No matter if you're using code libraries for API testing (e.g., REST Assured for Java or requests for Python), or you prefer using a low-code API testing solution such as Postman or SoapUI, a high quality set of automated tests at the API level will be an important part of the overall test suite in a lot of situations.
As software systems become ever more distributed, the number of dependencies that you will have to deal with during testing will quickly grow. Often, these dependencies might cause you trouble when you want to run tests. They might be under development themselves, or it's hard to get them in the right state or to access them at all in the first place. In other situations, you want to isolate the behaviour of the component or system you are developing from that of these dependencies.
In both situations, knowing how to mock APIs is a valuable skill. Mocks allow you to set up and simulate the (expected) behaviour of your dependencies, allowing you to test earlier, more and more often than you would be able to do when dealing with the actual dependencies. Nowadays, there are a lot of tools available that you can use to create and use API mocks, ranging from targeted open source libraries like WireMock and Hoverfly, to enterprise-level service virtualization solutions offered by major tool vendors like Tricentis, Parasoft and SmartBear.

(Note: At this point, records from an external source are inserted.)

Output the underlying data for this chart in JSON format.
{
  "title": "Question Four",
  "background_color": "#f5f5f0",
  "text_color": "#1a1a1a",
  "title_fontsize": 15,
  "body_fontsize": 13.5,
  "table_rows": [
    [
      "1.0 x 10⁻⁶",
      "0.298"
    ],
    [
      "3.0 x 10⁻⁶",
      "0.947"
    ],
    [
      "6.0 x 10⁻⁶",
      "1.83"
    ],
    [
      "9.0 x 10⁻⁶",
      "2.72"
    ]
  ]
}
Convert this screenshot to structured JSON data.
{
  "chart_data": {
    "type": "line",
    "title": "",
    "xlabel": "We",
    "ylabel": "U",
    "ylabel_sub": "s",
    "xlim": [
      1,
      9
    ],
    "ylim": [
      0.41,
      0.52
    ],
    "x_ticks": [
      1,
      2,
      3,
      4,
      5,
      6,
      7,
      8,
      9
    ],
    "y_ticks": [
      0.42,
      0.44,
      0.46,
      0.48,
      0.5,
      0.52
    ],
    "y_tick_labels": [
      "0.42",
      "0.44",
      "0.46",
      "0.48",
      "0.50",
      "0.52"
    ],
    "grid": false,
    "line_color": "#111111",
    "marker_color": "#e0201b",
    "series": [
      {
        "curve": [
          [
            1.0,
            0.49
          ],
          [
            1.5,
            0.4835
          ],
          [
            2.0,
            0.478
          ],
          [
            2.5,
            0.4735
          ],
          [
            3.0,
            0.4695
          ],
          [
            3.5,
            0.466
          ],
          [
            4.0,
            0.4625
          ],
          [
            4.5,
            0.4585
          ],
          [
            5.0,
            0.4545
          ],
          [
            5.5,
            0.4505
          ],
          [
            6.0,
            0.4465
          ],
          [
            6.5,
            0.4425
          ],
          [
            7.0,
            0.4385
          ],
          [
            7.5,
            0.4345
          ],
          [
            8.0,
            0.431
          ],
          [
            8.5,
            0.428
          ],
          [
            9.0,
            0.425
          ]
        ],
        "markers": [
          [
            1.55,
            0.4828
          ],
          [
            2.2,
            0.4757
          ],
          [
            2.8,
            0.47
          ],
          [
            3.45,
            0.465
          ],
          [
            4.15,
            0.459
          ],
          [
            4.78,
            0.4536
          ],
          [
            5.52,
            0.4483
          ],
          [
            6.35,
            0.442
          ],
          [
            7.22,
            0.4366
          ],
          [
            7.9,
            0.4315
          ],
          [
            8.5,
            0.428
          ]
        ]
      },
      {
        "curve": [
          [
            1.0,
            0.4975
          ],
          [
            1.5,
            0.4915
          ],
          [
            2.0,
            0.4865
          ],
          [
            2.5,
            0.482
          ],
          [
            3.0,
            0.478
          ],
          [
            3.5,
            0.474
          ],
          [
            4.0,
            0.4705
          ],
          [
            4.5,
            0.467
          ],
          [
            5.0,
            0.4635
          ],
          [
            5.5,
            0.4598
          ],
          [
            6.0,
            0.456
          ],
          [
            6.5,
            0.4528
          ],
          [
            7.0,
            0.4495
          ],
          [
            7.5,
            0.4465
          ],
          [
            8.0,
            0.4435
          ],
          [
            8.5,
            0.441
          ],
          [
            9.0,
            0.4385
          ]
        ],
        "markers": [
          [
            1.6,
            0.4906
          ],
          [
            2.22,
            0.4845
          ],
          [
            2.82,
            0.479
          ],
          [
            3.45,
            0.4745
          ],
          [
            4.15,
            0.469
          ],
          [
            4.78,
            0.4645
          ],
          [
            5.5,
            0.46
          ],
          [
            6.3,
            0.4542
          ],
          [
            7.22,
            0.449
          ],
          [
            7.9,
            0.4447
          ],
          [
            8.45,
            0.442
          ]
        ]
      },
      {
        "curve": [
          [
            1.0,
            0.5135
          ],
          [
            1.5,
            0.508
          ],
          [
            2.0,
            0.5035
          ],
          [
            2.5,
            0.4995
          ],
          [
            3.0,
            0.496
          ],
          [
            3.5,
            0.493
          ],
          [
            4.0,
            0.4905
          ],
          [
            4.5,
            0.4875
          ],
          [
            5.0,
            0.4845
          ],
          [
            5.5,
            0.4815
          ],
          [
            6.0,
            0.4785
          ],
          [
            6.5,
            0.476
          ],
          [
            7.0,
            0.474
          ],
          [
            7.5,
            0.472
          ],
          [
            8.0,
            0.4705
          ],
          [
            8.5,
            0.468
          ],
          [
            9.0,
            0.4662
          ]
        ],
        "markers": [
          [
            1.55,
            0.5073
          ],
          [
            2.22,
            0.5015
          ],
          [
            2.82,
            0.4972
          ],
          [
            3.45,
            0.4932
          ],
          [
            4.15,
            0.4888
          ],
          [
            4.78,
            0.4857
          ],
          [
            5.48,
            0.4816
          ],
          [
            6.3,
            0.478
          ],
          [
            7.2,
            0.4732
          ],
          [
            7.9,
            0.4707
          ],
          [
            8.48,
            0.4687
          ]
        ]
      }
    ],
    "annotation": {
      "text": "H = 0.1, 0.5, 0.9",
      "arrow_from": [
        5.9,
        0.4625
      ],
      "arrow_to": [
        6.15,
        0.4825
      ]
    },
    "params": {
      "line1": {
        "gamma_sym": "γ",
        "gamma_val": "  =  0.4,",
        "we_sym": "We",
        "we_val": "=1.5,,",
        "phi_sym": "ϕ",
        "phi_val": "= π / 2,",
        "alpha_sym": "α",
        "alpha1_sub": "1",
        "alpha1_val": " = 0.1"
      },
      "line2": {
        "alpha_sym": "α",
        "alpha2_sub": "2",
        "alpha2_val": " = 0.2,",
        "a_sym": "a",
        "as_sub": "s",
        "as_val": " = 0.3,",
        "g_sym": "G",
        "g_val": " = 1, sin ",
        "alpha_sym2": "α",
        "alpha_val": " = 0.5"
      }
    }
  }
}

Using APIs for other testing purposes
APIs can also be a very useful means of providing support for other types of testing. Here are some examples where an API is not the test target itself, but where it can be used to perform other types of testing and automation more efficiently instead:
- Performing a system health check before starting off a long-running end-to-end test suite running against the GUI
- Setting up test data in bulk to prepare for user acceptance testing
- Checking that data produced in tests at the GUI level has been stored and can be retrieved successfully from the backend system
- Pulling up and analyzing system logs produced in a performance test
Another challenge when testing highly distributed and microservices-based systems is finding an answer to the question.
"Are all components able to communicate with one another, and is it safe to deploy a new version of our component?"
Contract testing is a technique, supported by tools, that can help finding the answer to this question in a more efficient manner. It is complementary to performing functional and acceptance tests at the API level as it does not focus on individual components in a distributed system, but rather on the integration of pairs of these components.
Contract testing (be it consumer-driven, provider-driven or bidirectional) is rapidly growing in popularity now that systems are becoming ever more distributed and development teams face the above question increasingly often.
As you can see in this article, there is a lot to learn as a tester when it comes to APIs. In the next blog post in this series, we'll take a look at some of the challenges that testers typically face when they embark on their API testing journey, or that keep them from setting sail in the first place.